Les conséquences à craindre ?

Si jusqu’à présent les autorités restaient confiantes — bien que toutes les substances n’aient pas été analysées —  l’incendie à l’usine Lubrizol pourrait présenter des risques pour  la santé publique et l’environnement.

C'est d'ailleurs ce que crint Annie Thébaud Mony, directrice de recherche honoraire à l'Institut national de la santé et de la recherche médicale (Inserm) : "l'inquiétude est absolument légitime. Ce nuage qui est passé au dessus de Rouen est chargé en poussière hautement toxique au minimum cancérogène", a-t-elle avancé à l'AFP avant d'ajouter, "le préfet ne ment pas quand il dit qu'il n'y a pas de toxicité aigüe du nuage, mais il ne peut écarter la toxicité à long terme".

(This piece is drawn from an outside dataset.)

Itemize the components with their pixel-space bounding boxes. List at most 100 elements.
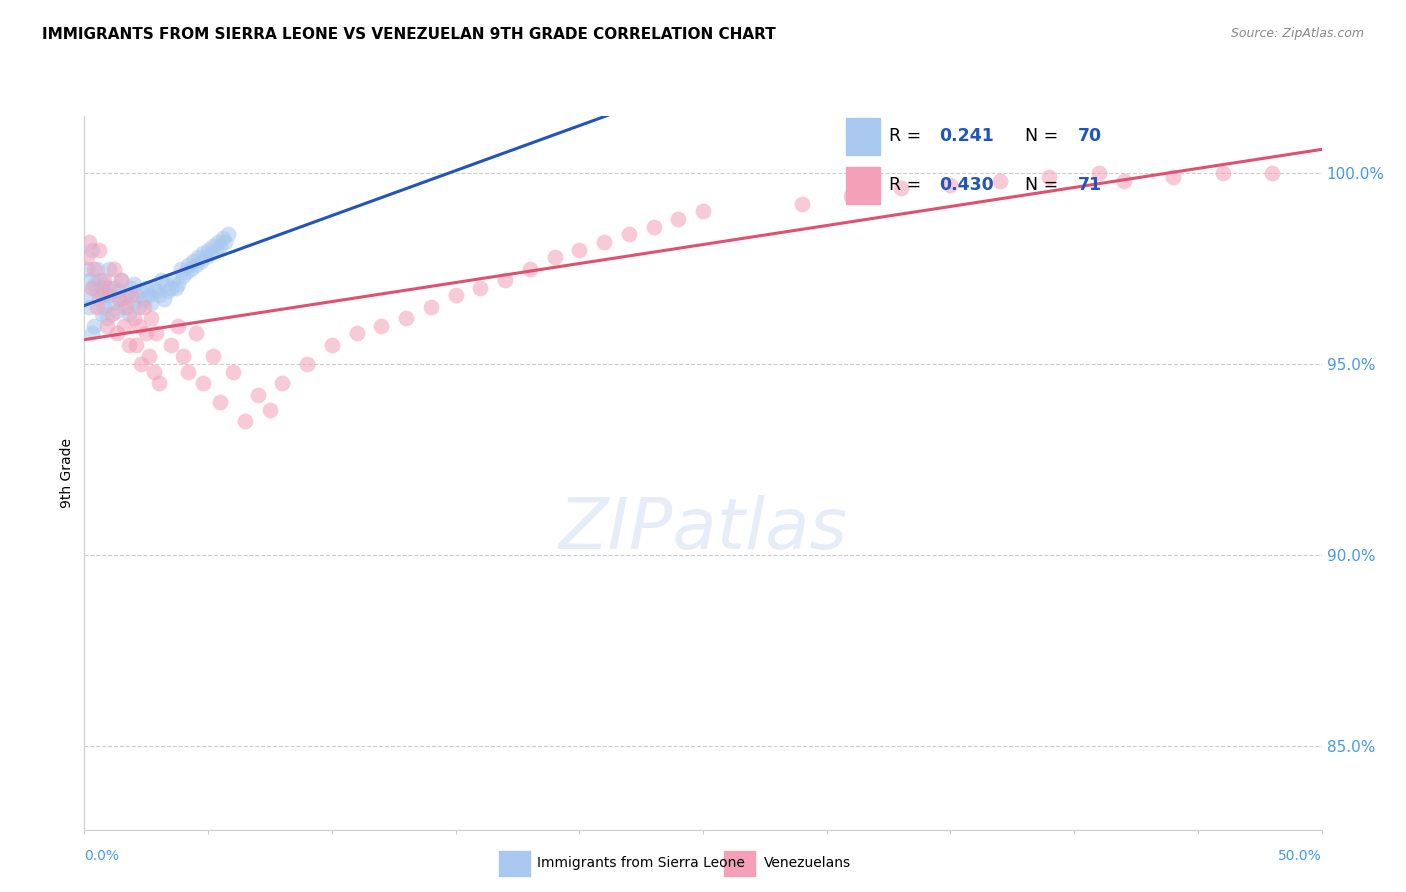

Depuis jeudi, plusieurs personnes ont été prises en charge — pour des maux de tête et de gorge  — par le SAMU qui ne déclare pour autant, « pas d’afflux notable ». Ce vendredi, les locaux de France 3 Rouen ont toutefois été évacués. De nombreux salariés ont été « victimes de vomissements » à cause des fortes odeurs dégagées par l'incendie.

Un peu plus tard, ce sont des galettes d’hydrocarbures qui ont été retrouvées  sur la Seine d’après la préfecture. "Nous sommes en train d’armer un navire pour récupérer les galettes avec un chalut tampon, fait pour ramasser les hydrocarbures" a annoncé Benoît Lemaire, directeur de cabinet du préfet de Normandie, à l’AFP. Une éventualité qui avait été avancée par le préfet Pierre-André Durand jeudi après-midi et par Jacky Bonnemains qui a confié au Parisien : "la Seine sera touchée, c'est certain. On peut même s'attendre à des mortalités de poissons, liées notamment à des rejets de produits chimiques dans le fleuve suite au débordement des bassins de rétention d'eau".

La CGT, de son côté, a réclamé dans un communiqué la "transparence complète sur les risques encourus". La ministre de la Santé, Agnès Buzyn et la ministre de la Transition écologique et solidaire, Elisabeth Borne, se sont quant à elles rendues sur les lieux de l’incendie pour faire le point sur la situation. Les deux ministres se sont, elles aussi, voulues rassurantes, il n'y a "pas de polluants anormaux dans les prélèvements effectués", a assuré Elisabeth Borne. agnès Buzyn a elle reconnu que "la ville est clairement polluée" et que "les produits peuvent être irritants sur le moment".

Il en faudra plus pour calmer la colère des riverains. Deux personnes ont déjà porté plainte contre X, à la suite de l'incendie de l'usine Lubrizol. Les associations environnementales appellent elles, à une manifestation le 1er octobre.